Monday, April 28, 2014

Workshop Mentors: Kelly Bannister



Kelly Bannister will lead our activities about research ethics and partnerships. Here is an overview of her session called: "A Relational Ethics Approach".


If ethics is about how we treat one another, then research ethics is about how we treat one another within a research relationship. Approaching research as a partnership compels us to consider even more deeply the nature of the research relationship.  So how ought we treat one another in research partnerships? In ethnobiology, it’s a question that arose amid great controversy in the 1990’s in response to outcries of ‘biopiracy’ or the misappropriation of Indigenous peoples’ traditional plant knowledge. Thus began a paradigm shift for many ethnobiologists who not longer viewed Indigenous and local communities as “sources of traditional knowledge and resources for extraction” but as local experts, rights-holders and integral partners in biocultural research. This shift, led by ISE elders such as the late Darryl Posey, inspired global efforts to create precedent-setting ethical guidance, such as the Code of Ethics of the International Society of Ethnobiology (2006 with 2008 additions). Over the last couple of decades, great strides have been made in raising awareness of the complex suite of intertwined ethical and legal issues, codifying helpful ethical guidance in the form of principles and practices, and creating practical tools to address competing interests, concerns and rights - all intended to assist us in treating one another ethically and equitably in community-university collaborations. Yet most of us still struggle with ethical dilemmas, conflicts, and differences that arise as part of the inevitable uncertainties and lived reality of our research endeavors, particularly in cross cultural research that is situated at a university - and perhaps especially as junior scholars.
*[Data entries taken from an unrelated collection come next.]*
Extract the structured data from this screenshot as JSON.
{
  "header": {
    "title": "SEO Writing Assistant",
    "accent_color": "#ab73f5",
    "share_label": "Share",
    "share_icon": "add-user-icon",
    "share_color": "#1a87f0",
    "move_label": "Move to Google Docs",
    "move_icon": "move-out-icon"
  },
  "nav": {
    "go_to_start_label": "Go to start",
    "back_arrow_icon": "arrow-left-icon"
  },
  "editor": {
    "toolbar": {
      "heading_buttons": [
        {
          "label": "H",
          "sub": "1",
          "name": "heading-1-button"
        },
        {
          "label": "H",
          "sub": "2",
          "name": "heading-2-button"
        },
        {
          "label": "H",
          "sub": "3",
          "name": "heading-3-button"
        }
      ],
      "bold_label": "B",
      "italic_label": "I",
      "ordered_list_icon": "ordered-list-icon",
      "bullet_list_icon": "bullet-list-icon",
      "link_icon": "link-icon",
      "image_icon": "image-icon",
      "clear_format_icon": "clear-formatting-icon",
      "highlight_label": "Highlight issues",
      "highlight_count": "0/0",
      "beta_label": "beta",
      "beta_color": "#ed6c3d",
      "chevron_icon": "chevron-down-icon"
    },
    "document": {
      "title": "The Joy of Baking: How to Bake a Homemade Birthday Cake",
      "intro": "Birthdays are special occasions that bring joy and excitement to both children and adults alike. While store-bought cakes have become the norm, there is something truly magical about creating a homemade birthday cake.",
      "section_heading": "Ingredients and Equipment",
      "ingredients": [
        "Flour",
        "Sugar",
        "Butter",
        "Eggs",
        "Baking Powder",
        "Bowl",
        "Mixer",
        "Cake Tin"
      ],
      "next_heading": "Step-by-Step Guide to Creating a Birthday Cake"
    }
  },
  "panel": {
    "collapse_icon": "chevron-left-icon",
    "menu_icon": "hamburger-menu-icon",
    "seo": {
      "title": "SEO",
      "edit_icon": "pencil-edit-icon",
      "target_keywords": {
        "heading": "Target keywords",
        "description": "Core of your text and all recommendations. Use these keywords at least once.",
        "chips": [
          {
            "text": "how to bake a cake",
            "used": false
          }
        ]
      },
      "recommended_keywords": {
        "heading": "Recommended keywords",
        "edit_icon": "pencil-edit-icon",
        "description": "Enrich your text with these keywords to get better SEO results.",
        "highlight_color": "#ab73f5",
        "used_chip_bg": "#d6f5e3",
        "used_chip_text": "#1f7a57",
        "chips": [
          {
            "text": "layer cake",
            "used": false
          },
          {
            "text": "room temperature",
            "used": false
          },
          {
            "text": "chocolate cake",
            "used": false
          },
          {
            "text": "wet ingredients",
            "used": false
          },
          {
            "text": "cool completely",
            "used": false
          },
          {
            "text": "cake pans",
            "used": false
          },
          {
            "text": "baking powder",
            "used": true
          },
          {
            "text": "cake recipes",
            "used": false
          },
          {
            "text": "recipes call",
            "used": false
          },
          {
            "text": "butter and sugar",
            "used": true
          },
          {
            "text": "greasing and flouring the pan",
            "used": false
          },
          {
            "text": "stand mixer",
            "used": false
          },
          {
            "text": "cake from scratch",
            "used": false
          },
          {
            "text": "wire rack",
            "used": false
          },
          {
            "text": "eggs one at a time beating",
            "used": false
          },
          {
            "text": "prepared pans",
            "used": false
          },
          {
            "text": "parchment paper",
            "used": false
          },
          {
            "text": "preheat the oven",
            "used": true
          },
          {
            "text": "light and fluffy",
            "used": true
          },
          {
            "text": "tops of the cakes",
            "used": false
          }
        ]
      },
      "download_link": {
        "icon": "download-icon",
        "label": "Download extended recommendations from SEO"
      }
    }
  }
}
In this interactive session, we aim to make partnership research ethics more meaningful by exploring a “relational ethics” approach that builds on the concept of “ethical space” proposed by Cree philosopher Willie Ermine (Ermine 2000) and the value of “mindfulness” that underlies the ISE Code of Ethics. Workshop participants will be invited to share their own cultural and philosophical understandings of how we ought to treat one another in our research partnerships, perhaps inspiring us to relate to one another and think about our research partners in new ways.